Academy Award–nominated producer Sarah Green ’81 spoke to the Emerson community on December 3 in a well-attended event as part of the Bright Lights series. Sponsored by the Department of Visual and Media Arts, the series brings screenings, discussions, and presentations from industry professionals to Emerson.



Sarah Green '81 at the Bright Lights Series by the Department of Visual and Media Arts. (Photo by Michelle Kwong '15)

Green was nominated for an Academy Award for Best Picture in 2012 for Terrence Malick’s The Tree of Life. She sits on the National Board of Directors of the Producers’ Guild of America and has received an Emerson Distinguished Alumni Achievement Award. Her recent project with director Jeff Nichols, Mud, starred Matthew McConaughey and Reese Witherspoon and was nominated last month for two Independent Spirit Awards. The film received the Robert Altman Award for Best Ensemble Cast.

Green was introduced by Assistant Professor Miranda Banks of the Department of Visual and Media Arts, who led the conversation during which Green answered questions and shared stories from her successful producing career.

To start the evening, a selection of trailers of Green’s more prominent films was shown to familiarize the audience with her work. The reel included clips from Karyn Kusama’s Girlfight, David Mamet’s State and Main, Julie Taymor’s Frida, Terrence Malick’s The Tree of Life, and Jeff Nichols’ Mud.

“I don’t know how I got here exactly, but I can tell you it had a lot to do with passion,” said Green.


Green, Banks

Miranda Banks, assistant professor in Visual and Media Arts, with Sarah Green '81 at the December 3 event. (Photo by Michelle Kwong '15)

While attending school in Boston, Green began going to see films more frequently. She found herself enthralled with the magic of cinema and transferred to Emerson after two years of engineering school.
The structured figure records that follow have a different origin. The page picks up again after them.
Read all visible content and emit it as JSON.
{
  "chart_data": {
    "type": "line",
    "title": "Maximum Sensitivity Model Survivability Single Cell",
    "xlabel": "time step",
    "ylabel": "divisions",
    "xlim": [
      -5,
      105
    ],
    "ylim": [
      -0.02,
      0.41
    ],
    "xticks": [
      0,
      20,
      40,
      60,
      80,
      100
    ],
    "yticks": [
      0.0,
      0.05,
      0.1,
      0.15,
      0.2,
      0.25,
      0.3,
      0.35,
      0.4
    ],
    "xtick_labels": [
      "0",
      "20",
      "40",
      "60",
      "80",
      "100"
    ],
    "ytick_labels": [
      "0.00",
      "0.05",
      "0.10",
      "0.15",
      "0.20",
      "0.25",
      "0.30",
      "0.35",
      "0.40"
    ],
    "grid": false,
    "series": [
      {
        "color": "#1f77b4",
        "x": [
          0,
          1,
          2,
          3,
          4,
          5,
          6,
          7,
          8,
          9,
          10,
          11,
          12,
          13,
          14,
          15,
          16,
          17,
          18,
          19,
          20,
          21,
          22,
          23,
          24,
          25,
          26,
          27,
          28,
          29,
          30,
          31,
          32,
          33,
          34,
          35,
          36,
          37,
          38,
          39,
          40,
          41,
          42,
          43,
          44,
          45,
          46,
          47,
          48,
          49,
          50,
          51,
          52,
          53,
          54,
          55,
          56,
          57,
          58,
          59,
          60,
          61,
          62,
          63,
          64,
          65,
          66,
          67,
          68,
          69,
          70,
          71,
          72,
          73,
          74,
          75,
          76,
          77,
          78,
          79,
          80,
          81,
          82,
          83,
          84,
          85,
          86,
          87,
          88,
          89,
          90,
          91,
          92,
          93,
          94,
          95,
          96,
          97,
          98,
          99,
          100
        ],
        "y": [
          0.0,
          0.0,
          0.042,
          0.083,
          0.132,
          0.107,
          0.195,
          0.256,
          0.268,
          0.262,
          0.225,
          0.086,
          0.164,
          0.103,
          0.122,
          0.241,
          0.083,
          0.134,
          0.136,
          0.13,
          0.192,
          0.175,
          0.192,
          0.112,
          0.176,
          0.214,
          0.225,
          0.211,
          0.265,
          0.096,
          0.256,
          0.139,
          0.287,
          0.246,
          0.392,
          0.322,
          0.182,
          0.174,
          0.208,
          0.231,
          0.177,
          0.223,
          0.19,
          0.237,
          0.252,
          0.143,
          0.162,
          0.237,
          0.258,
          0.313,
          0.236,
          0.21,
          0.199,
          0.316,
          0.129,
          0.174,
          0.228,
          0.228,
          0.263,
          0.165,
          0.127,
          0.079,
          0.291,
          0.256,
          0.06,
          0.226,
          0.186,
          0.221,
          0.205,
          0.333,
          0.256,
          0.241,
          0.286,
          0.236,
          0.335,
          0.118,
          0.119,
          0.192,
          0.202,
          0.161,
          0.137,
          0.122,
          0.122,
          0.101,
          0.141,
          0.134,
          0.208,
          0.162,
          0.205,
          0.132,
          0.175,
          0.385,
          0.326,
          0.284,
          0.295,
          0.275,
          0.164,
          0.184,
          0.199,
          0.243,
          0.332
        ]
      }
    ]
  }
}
“I found my way into production,” she said. “It was all fueled by passion.”

Today, Green must be picky with the projects she chooses to align herself with. “A project has to get under my skin and hold on and gnaw on me at night,” she said. “It has to hold up under that intense scrutiny, and if it holds up…I know that’s the project I have to work on.”

She told the audience that the success of a project depends greatly upon the people attached to it as well as the strength of the original idea. “It takes a lot of us to make a movie, [and] it takes a really clear vision,” she said.

As far as the content of her projects, Green recognized a pattern. “I’m kind of obsessed with coming of age,” she said.



Banks, Green, and Linda Reisman, senior distinguished producer-in-residence in Visual and Media Arts. (Photo by Michelle Kwong '15)

Producing wasn’t always the end goal for Green. At Emerson, she was first interested in cinematography. “The film department was like a dozen people then,” she said. “The great news was that I could do anything and everything.”

She did, and she urged aspiring producers in the audience to do the same. “Do everything you can on a movie,” she said. “It gives you enormous perspective. It helps you understand how a story gets told by everybody.”

Currently, Green is in post-production on Malick’s two upcoming films, The Knight of Cups and Untitled Project V. She is also in pre-production on Jeff Nichols’ film Midnight Special.

“Somehow in the last few years, there’s been too many things I couldn’t say no to,” she said. “It’s been a lively time.”